If security is left to the Default to Enable All Features in all OAS Engines you can proceed to Step 4.

If Security has been setup on any of the OAS Engines to restrict Reading Tags or Writing Tags go to Configure-Options and select the Remote Services tab.

OAS Service User

Set the Security User Name and Security Password to user to gain access to the remote OAS Engine for read and write access to the tags to be monitored and set by the MQTT Broker.

Step 4

The OAS MQTT Broker is now ready for use.

Naming Conventions

To access OAS tags set your topic to the OAS standard naming convention. A few examples below.

  • Read the value from the Ramp tag on the local OAS service. Topic = Ramp.Value
  • Read the Description from the Ramp tag on the local OAS Service. Topic = Ramp.Description
  • Read the value of Alarms Not Acked tag in the subgroup Alarms on the local OAS service. Topic = Alarms.Active Not Acked.Value
  • Read the value of the Ramp tag from a remote OAS service. Topic = \\Domain or IP address\Ramp.Value

Basic Networking:


Live Data Cloud Networking from local OAS Engine:


Live Data Cloud Networking through remote OAS Engine:


The payload is in standard JSON format and includes the Value, Timestamp, and Quality.
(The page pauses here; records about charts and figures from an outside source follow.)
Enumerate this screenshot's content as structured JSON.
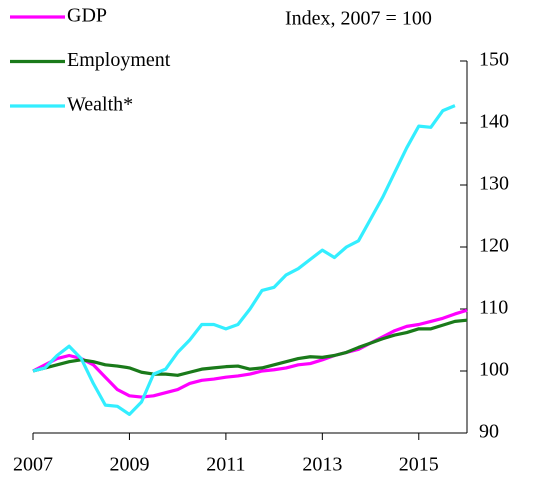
{
  "chart_data": {
    "type": "line",
    "annotation": "Index, 2007 = 100",
    "x": [
      2007,
      2007.25,
      2007.5,
      2007.75,
      2008,
      2008.25,
      2008.5,
      2008.75,
      2009,
      2009.25,
      2009.5,
      2009.75,
      2010,
      2010.25,
      2010.5,
      2010.75,
      2011,
      2011.25,
      2011.5,
      2011.75,
      2012,
      2012.25,
      2012.5,
      2012.75,
      2013,
      2013.25,
      2013.5,
      2013.75,
      2014,
      2014.25,
      2014.5,
      2014.75,
      2015,
      2015.25,
      2015.5,
      2015.75,
      2016
    ],
    "series": [
      {
        "name": "GDP",
        "color": "#ff00ff",
        "values": [
          100,
          101,
          102,
          102.5,
          102,
          101,
          99,
          97,
          96,
          95.8,
          96,
          96.5,
          97,
          98,
          98.5,
          98.7,
          99,
          99.2,
          99.5,
          100,
          100.2,
          100.5,
          101,
          101.2,
          101.8,
          102.5,
          103,
          103.5,
          104.5,
          105.5,
          106.5,
          107.2,
          107.5,
          108,
          108.5,
          109.2,
          109.8
        ]
      },
      {
        "name": "Employment",
        "color": "#1a7a1a",
        "values": [
          100,
          100.5,
          101,
          101.5,
          101.8,
          101.5,
          101,
          100.8,
          100.5,
          99.8,
          99.5,
          99.5,
          99.3,
          99.8,
          100.3,
          100.5,
          100.7,
          100.8,
          100.3,
          100.5,
          101,
          101.5,
          102,
          102.3,
          102.2,
          102.5,
          103,
          103.8,
          104.5,
          105.2,
          105.8,
          106.2,
          106.8,
          106.8,
          107.4,
          108,
          108.2
        ]
      },
      {
        "name": "Wealth*",
        "color": "#33eeff",
        "values": [
          100,
          100.5,
          102.5,
          104,
          102,
          98,
          94.5,
          94.3,
          93,
          95,
          99.5,
          100.3,
          103,
          105,
          107.5,
          107.5,
          106.8,
          107.5,
          110,
          113,
          113.5,
          115.5,
          116.5,
          118,
          119.5,
          118.3,
          120,
          121,
          124.5,
          128,
          132,
          136,
          139.5,
          139.3,
          142,
          142.8,
          null
        ]
      }
    ],
    "xlim": [
      2007,
      2016
    ],
    "xticks": [
      2007,
      2009,
      2011,
      2013,
      2015
    ],
    "ylim": [
      90,
      150
    ],
    "yticks": [
      90,
      100,
      110,
      120,
      130,
      140,
      150
    ],
    "y_axis_side": "right",
    "grid": false
  }
}
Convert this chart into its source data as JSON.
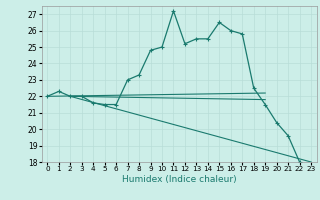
{
  "xlabel": "Humidex (Indice chaleur)",
  "bg_color": "#cceee8",
  "grid_color": "#b8ddd8",
  "line_color": "#1a7a6e",
  "xlim": [
    -0.5,
    23.5
  ],
  "ylim": [
    18,
    27.5
  ],
  "yticks": [
    18,
    19,
    20,
    21,
    22,
    23,
    24,
    25,
    26,
    27
  ],
  "xticks": [
    0,
    1,
    2,
    3,
    4,
    5,
    6,
    7,
    8,
    9,
    10,
    11,
    12,
    13,
    14,
    15,
    16,
    17,
    18,
    19,
    20,
    21,
    22,
    23
  ],
  "main_x": [
    0,
    1,
    2,
    3,
    4,
    5,
    6,
    7,
    8,
    9,
    10,
    11,
    12,
    13,
    14,
    15,
    16,
    17,
    18,
    19,
    20,
    21,
    22
  ],
  "main_y": [
    22,
    22.3,
    22.0,
    22.0,
    21.6,
    21.5,
    21.5,
    23.0,
    23.3,
    24.8,
    25.0,
    27.2,
    25.2,
    25.5,
    25.5,
    26.5,
    26.0,
    25.8,
    22.5,
    21.5,
    20.4,
    19.6,
    18.0
  ],
  "lines": [
    {
      "x": [
        0,
        19
      ],
      "y": [
        22,
        22.2
      ]
    },
    {
      "x": [
        2,
        19
      ],
      "y": [
        22,
        21.8
      ]
    },
    {
      "x": [
        2,
        23
      ],
      "y": [
        22,
        18.0
      ]
    }
  ]
}
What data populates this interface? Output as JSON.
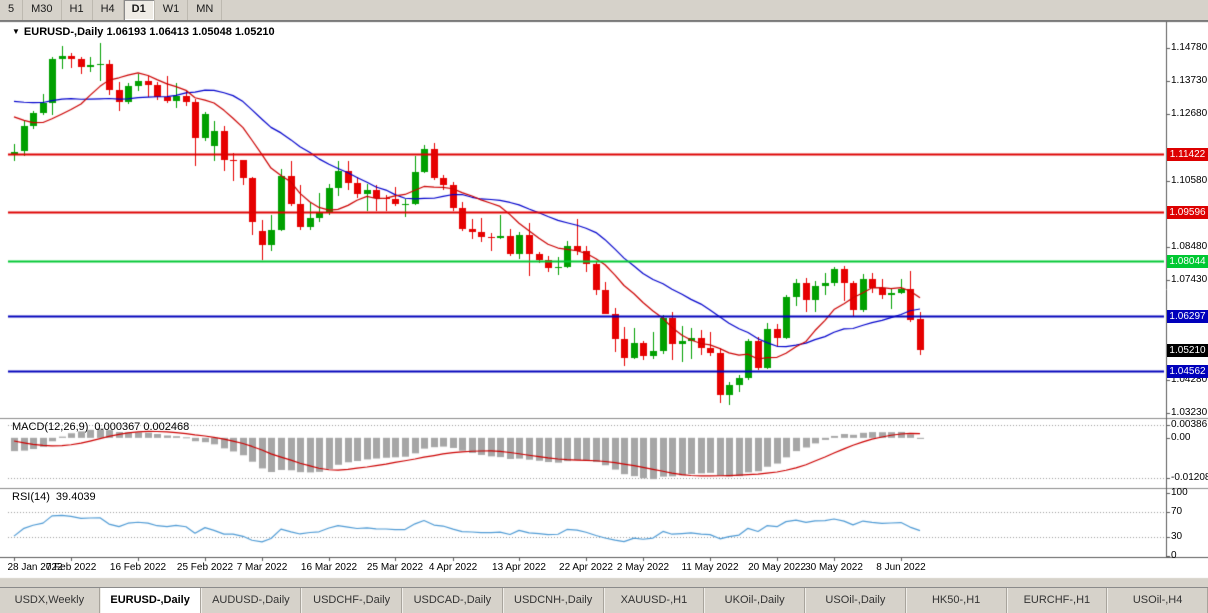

Example Payload for Ramp.Value: {“Value”:84.0,”TimeStamp”:”2020-07-22T12:59:44-04:00″,”Quality”:true}

To Write to an OAS Tag use the same topic format as described above.

You can publish to any existing Tag.

You can create tags with the Data Type set to JSON in OAS to be able to publish extended meta data on OAS Tags. Using the JSON Handling in OAS you can parse the JSON message for extended functionality.


The following wildcards are supported with OAS version 18.00.0041 or greater.

  • # – Subscribe to all tags from the OAS Engine for the .Value variable of each tag.
  • +/<tag variable> – Subscribe to all tags from the OAS Engine for the tag variable specified.  Example: +/DigitalAlarmActive


You can deploy the OAS Engine to multiple servers on Windows or Linux using standard deployment or Docker containerized deployment, each OAS MQTT Broker supports communications to any OAS Engine.